By: Karin Wall
This week InnovationManagement spoke with Nikolaus Franke, Director of the Institute for Entrepreneurship and Innovation at the Vienna University of Economics and Business Administration. Find out more about his views on innovation management, what he finds exciting about working with young, innovative minds and why he believes changes are needed in the educational system in order to foster creativity.
What is innovation management to you?
The meaning follows from the general challenges of innovations: they are by definition new and must find a market. “Newness” implies that we do not exactly know how to reach the objective. Experience from the past might not hold because things are different – thus we must find new ways. Routine alone just does not work. And during this process of discovery, we even might find that the original objective must be modified. We not only find new ways, but also new possibilities and opportunities, and usually there are also unexpected problems and constraints. All this calls for flexibility and creativity. “Finding a new market” means on the other hand, that the innovation manager needs empathy, endurance and courage. Bringing an innovation into a market is hard work – it is much more than just having a good idea. For example, there is always resistance. Thus, in order to be a good innovation manager, we need both creativity and discipline.
What’s the most satisfying part of your job?
I really like to work with people who have open minds, want to get things done, and are solution-oriented. Students at WU Vienna are fantastic in this respect. It is really great to see how they learn and how they further improve in their skills and abilities during our courses. Generally, we involve our students in real projects in which they try out what they had learned on a theoretical basis. Each semester, we have roughly 15 to 20 projects with start-ups, SMEs and multinationals. Student teams try to develop innovative solutions to innovation-related problems, ranging from identifying opportunities for radical innovation or writing a business plan to developing a new innovation strategy. It is extremely satisfying to see how this works and students come up with cool and professional solutions that often deeply impress our company partners. Having impact is a wonderful thing – for our students, but also for me.

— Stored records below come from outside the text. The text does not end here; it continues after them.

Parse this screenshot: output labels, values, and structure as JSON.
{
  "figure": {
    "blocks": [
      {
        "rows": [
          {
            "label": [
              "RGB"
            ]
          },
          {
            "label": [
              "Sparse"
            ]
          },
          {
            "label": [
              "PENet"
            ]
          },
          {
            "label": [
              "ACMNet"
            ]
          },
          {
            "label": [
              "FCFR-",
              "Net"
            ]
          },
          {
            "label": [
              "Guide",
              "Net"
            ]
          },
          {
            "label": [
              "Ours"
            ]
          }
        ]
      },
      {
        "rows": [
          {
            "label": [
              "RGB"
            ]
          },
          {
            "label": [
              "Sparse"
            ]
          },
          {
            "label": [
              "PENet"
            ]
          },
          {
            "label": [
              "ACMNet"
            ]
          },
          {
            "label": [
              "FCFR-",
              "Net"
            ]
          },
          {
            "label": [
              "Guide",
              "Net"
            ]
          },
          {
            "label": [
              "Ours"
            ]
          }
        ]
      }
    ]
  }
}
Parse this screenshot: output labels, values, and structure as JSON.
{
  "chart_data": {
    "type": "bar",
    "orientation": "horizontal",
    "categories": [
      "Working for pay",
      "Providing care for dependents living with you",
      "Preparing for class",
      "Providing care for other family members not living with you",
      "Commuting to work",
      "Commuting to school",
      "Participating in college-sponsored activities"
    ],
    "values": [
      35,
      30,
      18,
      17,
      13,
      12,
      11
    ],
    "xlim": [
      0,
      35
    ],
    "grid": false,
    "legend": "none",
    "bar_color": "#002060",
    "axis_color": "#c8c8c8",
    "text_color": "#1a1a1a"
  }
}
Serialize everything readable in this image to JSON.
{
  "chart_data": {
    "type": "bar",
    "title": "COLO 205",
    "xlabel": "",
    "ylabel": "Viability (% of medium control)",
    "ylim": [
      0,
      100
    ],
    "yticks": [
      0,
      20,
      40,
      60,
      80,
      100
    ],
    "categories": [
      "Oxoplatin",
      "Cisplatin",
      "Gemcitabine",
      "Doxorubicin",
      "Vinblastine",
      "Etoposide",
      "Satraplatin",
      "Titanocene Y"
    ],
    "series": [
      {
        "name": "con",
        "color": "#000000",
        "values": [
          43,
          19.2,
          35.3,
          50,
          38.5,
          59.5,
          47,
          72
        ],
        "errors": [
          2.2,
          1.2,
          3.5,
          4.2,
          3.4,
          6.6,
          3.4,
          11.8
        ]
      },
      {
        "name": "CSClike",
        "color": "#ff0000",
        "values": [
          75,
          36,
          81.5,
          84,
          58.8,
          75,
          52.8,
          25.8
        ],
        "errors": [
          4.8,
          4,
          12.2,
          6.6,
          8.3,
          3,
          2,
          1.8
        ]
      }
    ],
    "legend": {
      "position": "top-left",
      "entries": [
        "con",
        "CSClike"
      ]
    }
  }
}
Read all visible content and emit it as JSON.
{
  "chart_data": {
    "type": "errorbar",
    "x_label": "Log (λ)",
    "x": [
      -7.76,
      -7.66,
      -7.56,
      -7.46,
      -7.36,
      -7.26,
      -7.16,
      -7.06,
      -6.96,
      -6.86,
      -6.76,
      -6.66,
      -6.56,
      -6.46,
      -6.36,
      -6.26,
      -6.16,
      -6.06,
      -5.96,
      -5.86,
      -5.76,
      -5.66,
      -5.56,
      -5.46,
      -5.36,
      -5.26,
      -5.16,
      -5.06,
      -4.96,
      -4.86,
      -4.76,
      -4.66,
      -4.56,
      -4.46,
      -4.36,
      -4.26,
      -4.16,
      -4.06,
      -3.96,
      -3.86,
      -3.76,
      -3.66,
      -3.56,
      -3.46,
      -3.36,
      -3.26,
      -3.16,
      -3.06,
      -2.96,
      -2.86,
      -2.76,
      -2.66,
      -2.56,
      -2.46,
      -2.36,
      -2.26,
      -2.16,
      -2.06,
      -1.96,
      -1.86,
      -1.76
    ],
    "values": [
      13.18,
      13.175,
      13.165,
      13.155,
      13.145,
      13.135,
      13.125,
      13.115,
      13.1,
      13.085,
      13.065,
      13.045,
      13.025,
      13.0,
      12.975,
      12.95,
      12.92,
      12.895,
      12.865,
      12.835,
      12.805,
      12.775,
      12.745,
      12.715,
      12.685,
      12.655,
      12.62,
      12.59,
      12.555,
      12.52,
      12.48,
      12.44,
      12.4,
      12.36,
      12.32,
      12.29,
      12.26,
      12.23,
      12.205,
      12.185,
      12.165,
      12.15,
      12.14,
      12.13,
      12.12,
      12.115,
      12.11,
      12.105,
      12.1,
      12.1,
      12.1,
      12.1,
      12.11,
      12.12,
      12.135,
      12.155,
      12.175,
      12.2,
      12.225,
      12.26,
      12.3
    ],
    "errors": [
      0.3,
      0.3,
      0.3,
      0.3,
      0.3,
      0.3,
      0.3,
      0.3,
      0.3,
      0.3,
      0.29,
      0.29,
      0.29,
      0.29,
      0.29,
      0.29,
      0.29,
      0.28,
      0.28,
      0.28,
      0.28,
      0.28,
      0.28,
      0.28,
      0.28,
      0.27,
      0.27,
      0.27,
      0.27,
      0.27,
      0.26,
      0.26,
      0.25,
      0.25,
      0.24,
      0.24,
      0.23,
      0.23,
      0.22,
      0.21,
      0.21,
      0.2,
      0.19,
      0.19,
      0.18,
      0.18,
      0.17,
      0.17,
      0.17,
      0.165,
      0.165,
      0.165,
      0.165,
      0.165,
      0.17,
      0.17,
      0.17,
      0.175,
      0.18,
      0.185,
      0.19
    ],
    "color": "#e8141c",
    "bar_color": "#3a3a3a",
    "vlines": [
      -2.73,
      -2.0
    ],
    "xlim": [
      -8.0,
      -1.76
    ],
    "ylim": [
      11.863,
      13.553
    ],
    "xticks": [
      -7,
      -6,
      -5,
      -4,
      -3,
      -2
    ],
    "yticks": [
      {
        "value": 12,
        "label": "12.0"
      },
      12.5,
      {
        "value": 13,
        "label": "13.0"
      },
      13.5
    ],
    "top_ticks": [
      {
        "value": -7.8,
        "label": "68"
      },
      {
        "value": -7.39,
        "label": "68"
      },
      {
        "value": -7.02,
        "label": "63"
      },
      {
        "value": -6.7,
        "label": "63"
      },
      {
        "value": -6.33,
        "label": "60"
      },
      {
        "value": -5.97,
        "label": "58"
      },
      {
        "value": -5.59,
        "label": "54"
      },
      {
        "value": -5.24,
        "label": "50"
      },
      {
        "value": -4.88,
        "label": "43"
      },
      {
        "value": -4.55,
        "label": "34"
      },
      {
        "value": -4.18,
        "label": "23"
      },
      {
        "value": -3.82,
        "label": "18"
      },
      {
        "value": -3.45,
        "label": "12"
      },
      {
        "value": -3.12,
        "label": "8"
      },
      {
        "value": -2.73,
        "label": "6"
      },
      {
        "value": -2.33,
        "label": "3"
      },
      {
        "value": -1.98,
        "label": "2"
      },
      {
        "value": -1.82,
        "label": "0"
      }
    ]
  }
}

And the most frustrating parts?
I think it is very sad if young people already are conservative, prejudiced, and afraid of change and innovation. From my perspective we cannot be satisfied with our educational system in this respect. Too much emphasis is placed on just reproducing, too little on fostering creativity and the entrepreneurial mindset. There is some progress, but personally I think it is too slow. Globalization, international competition, social and environmental problems – all these factors call for innovative ideas and people. They are also great opportunities. However, if you then hear “we can’t do this – after all, we never did that before” from 20 year old students, I think that something went wrong with them.
What’s your next big challenge?
Currently, we are doing a number of cool studies in the area of open and user innovation. We try to understand how firms can benefit from the great innovativeness and creativity of users – an extremely hot topic in the era of internet, Web 2.0, and open source software. So far, we found a number of interesting methods like lead user method, toolkits for user innovation and design, and crowdsourcing techniques (accessible at www.userinnovation.at). However, the more we know, the more opportunities we find. The challenge is now to keep up with this. A very entrepreneurial situation!
About Nikolaus Franke
Professor Nikolaus Franke is Director of the Institute for Entrepreneurship and Innovation at the Vienna University of Economics and Business Administration (www.e-and-i.org). His research areas are user innovation, toolkits for user innovation, horizontal innovation networks, and more generally entrepreneurship, innovation management, and marketing. His research have been presented on international conferences and published in academic journals like Research Policy, Journal of Product Innovation Management, Journal of Business Venturing, Entrepreneurship Theory and Practice, Journal of Marketing or Management Science. He received several awards for research and teaching. He consulted many firms from start-ups to leading multinationals, and served as invited speaker in executive meetings worldwide.